【東京】定例研究会報告 弱肉強食批判と『昆虫記』・縄文文化は日本の伝統たりうるか

 平成30年11月25日(日)14:00-17:00、民族文化研究会東京地区第18回定例研究会が早稲田奉仕園にて開催されました。

 第一報告は小野耕資氏(本会副会長・大アジア研究会代表)による「弱肉強食批判と『昆虫記』」。ファーブル『昆虫記』翻訳に賀川豊彦大杉栄らが関わった歴史を紹介し、彼らのなかに弱肉強食・生存競争的世界観への批判と新たな秩序への模索という共通項があり、単純な〈右翼〉〈左翼〉といった思想軸ではくくれない近代批判があると指摘されました。

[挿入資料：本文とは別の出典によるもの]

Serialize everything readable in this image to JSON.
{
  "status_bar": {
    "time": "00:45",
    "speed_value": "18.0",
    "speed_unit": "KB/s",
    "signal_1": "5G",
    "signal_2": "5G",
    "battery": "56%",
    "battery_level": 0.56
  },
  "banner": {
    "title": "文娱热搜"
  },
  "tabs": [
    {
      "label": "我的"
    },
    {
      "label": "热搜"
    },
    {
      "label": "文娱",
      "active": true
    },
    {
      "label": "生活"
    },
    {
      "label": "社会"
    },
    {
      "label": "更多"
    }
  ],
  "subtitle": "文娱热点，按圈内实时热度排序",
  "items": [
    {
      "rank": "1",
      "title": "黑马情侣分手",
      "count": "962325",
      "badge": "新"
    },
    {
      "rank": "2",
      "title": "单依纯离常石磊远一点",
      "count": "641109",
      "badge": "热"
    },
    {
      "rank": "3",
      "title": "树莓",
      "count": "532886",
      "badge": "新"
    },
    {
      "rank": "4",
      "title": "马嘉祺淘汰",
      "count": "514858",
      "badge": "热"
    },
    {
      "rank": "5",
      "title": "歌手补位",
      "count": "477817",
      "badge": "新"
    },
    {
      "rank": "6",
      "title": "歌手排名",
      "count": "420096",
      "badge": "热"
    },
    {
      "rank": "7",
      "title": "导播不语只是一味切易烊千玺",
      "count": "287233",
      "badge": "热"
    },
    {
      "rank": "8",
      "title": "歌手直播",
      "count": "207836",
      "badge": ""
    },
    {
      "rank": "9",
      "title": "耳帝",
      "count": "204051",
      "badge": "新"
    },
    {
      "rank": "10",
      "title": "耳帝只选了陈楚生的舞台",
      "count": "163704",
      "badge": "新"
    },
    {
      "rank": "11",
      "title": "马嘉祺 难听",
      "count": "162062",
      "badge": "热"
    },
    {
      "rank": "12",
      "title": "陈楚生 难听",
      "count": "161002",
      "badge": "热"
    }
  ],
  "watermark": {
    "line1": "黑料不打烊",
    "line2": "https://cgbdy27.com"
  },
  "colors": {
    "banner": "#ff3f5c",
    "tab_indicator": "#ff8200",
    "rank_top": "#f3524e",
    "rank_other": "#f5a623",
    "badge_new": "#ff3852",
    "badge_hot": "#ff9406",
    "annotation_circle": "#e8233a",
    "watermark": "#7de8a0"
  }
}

 第二報告は山本直人氏(本会顧問・東洋大学非常勤講師)による「縄文文化は日本の伝統たりうるか~民族のアイデンティティーをめぐるジレンマ~」。「縄文文化」の近代史上における位置づけを回顧したうえで、皇室や米作といった日本の伝統に対する「縄文文化」の位置付けの難しさを問題提起されました。

 一定以上学問的・専門的な関心を持ちつつ、報告とそれにもとづく質疑・談話などによって知識を共有していく試みを今後も継続して参りますので、関心のある方はお気軽にご参加下さい。

 次回は平成31年2月17日(日)14:00~早稲田奉仕園105号室にて開催予定。